NASA's contractor, a corporation called United Space Alliance which has maintained and launched the shuttle since 1996, was the first to alert the space agency to the possibility of damage from the foam chunk that doomed the flight. But it was in fact Columbia's mission chief and NASA employee Linda Ham who made the decision to avoid requesting spy satellite photos to keep the shuttle's flight on time and on budget.

The NASA contractor, whose 17,000 employees report to 1,700 NASA employees, was unable to override its client's orders and avoid the catastrophe. It's important to remember, though, that NASA's primary mission is manned space travel, the most dangerous of all human endeavors.

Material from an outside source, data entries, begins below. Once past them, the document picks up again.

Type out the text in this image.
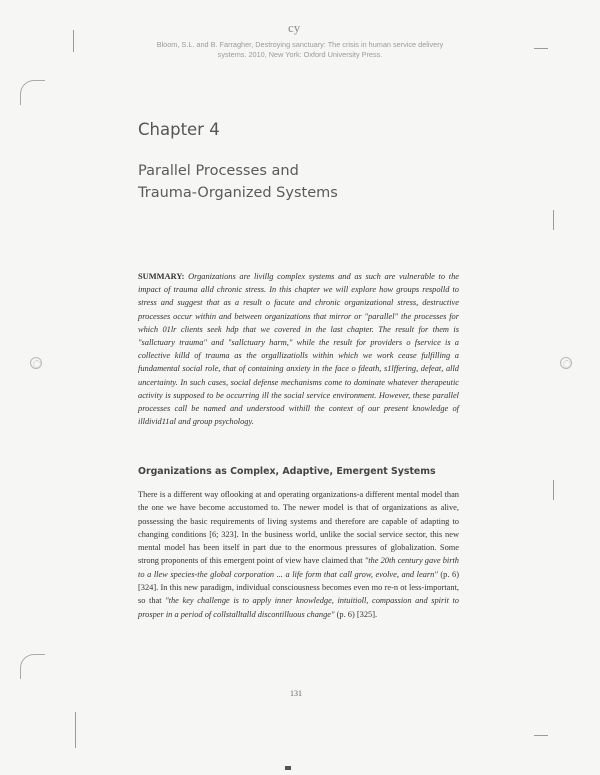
cy
Bloom, S.L. and B. Farragher, Destroying sanctuary: The crisis in human service delivery
systems. 2010, New York: Oxford University Press.
Chapter 4
Parallel Processes and
Trauma-Organized Systems
SUMMARY: Organizations are livillg complex systems and as such are vulnerable to the impact of trauma alld chronic stress. In this chapter we will explore how groups respolld to stress and suggest that as a result o facute and chronic organizational stress, destructive processes occur within and between organizations that mirror or "parallel" the processes for which 01lr clients seek hdp that we covered in the last chapter. The result for them is "sallctuary trauma" and "sallctuary harm," while the result for providers o fservice is a collective killd of trauma as the orgallizatiolls within which we work cease fulfilling a fundamental social role, that of containing anxiety in the face o fdeath, s1lffering, defeat, alld uncertainty. In such cases, social defense mechanisms come to dominate whatever therapeutic activity is supposed to be occurring ill the social service environment. However, these parallel processes call be named and understood withill the context of our present knowledge of illdivid11al and group psychology.
Organizations as Complex, Adaptive, Emergent Systems
There is a different way oflooking at and operating organizations-a different mental model than the one we have become accustomed to. The newer model is that of organizations as alive, possessing the basic requirements of living systems and therefore are capable of adapting to changing conditions [6; 323]. In the business world, unlike the social service sector, this new mental model has been itself in part due to the enormous pressures of globalization. Some strong proponents of this emergent point of view have claimed that "the 20th century gave birth to a llew species-the global corporation ... a life form that call grow, evolve, and learn" (p. 6) [324]. In this new paradigm, individual consciousness becomes even mo re-n ot less-important, so that "the key challenge is to apply inner knowledge, intuitioll, compassion and spirit to prosper in a period of collstalltalld discontilluous change" (p. 6) [325].
131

On the other hand, none of the last 20 shuttles would have got off the ground without competitive contracting of NASA work. The contract balances the needs for economies and safety. It rewards the company for meeting safety goals and cost-cutting while docking its pay for missing a launch date.

Congressional leaders who oversaw the letting of the United Space contract in 1996 were clear that the contract "spared the agency from enormous administrative overhead involved in managing dozens of contractor companies."

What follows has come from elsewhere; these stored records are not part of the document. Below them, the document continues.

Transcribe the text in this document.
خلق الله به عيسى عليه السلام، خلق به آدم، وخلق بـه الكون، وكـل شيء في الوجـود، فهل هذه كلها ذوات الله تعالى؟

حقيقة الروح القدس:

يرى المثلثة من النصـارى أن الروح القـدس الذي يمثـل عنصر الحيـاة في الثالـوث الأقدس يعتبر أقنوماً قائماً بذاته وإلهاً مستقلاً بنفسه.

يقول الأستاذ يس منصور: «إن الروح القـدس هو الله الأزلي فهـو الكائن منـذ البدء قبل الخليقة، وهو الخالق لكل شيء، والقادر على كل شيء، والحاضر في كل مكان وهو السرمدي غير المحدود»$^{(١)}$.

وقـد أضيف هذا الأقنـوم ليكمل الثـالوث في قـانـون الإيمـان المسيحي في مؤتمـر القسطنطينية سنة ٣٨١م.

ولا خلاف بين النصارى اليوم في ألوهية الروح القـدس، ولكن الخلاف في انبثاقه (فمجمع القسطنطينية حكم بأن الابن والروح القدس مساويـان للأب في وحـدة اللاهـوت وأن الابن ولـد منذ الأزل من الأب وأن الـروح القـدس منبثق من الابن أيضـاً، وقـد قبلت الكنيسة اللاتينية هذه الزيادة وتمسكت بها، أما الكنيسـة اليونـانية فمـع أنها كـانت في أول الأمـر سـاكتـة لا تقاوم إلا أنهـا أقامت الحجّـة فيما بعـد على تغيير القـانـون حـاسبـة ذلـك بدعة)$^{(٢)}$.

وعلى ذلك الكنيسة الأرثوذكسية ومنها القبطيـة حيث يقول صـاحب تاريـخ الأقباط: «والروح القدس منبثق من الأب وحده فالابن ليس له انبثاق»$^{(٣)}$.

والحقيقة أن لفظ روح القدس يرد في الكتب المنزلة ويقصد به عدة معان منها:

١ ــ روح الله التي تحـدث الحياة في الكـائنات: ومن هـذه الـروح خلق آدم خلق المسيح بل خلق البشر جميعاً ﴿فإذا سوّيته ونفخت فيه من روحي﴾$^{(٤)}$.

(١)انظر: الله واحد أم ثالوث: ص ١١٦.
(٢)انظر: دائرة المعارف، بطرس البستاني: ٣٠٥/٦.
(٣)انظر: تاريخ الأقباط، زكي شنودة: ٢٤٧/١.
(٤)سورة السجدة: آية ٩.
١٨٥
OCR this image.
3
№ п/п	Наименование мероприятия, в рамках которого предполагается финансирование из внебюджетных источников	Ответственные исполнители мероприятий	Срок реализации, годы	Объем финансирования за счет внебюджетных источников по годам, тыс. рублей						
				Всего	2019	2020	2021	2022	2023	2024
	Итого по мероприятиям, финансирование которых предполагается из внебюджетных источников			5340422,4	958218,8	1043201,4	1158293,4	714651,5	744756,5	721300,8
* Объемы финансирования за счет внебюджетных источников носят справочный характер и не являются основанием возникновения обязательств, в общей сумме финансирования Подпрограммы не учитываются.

By all accounts, competition for federal work is good for taxpayers. Since the Internal Revenue Service started using more contractors, taxpayer/customer satisfaction numbers are up. Since the Defense Department started outsourcing more functions, more work has been done faster, more safely and with more technology and fewer troops at risk than ever before. Since the Transportation Safety Administration outsourced personnel functions to its new provider, its staffers have been better trained and more professional and cost-effective than any similar security force in the world.

If AFGE's new president sticks by his "wartime president" posture on competitive sourcing, his 600,000 civil service union members will surely be outcompeted by the private sector for federal work, just as surely as NASA would have been grounded without its highly evolved contractor.

But what a difference he could make if AFGE President John Gage would exercise his union's strength and become a well-muscled training and service provider, helping members win contract competitions with private sector providers. His union would win by earning fees for new services, rather than relying on a dwindling pool of dues (remember, Mr. Gage, less than 200,000 of your 600,000 members pay dues). And taxpayers would win by getting better service for the same price or less.

It would be tragic for federal workers if their new union leader continues believing he would rather fight than switch. And it would be a disservice to the memory of Columbia's crew to fail to build on the advances in competitive sourcing that the NASA experience has given America's taxpayers.

Jay Whitehead is a leading analyst in work-force issues and founder of the nonprofit Human Resources Outsourcing Association (HROA), publisher of HRO Today Magazine and Producer of the HRO World Conference.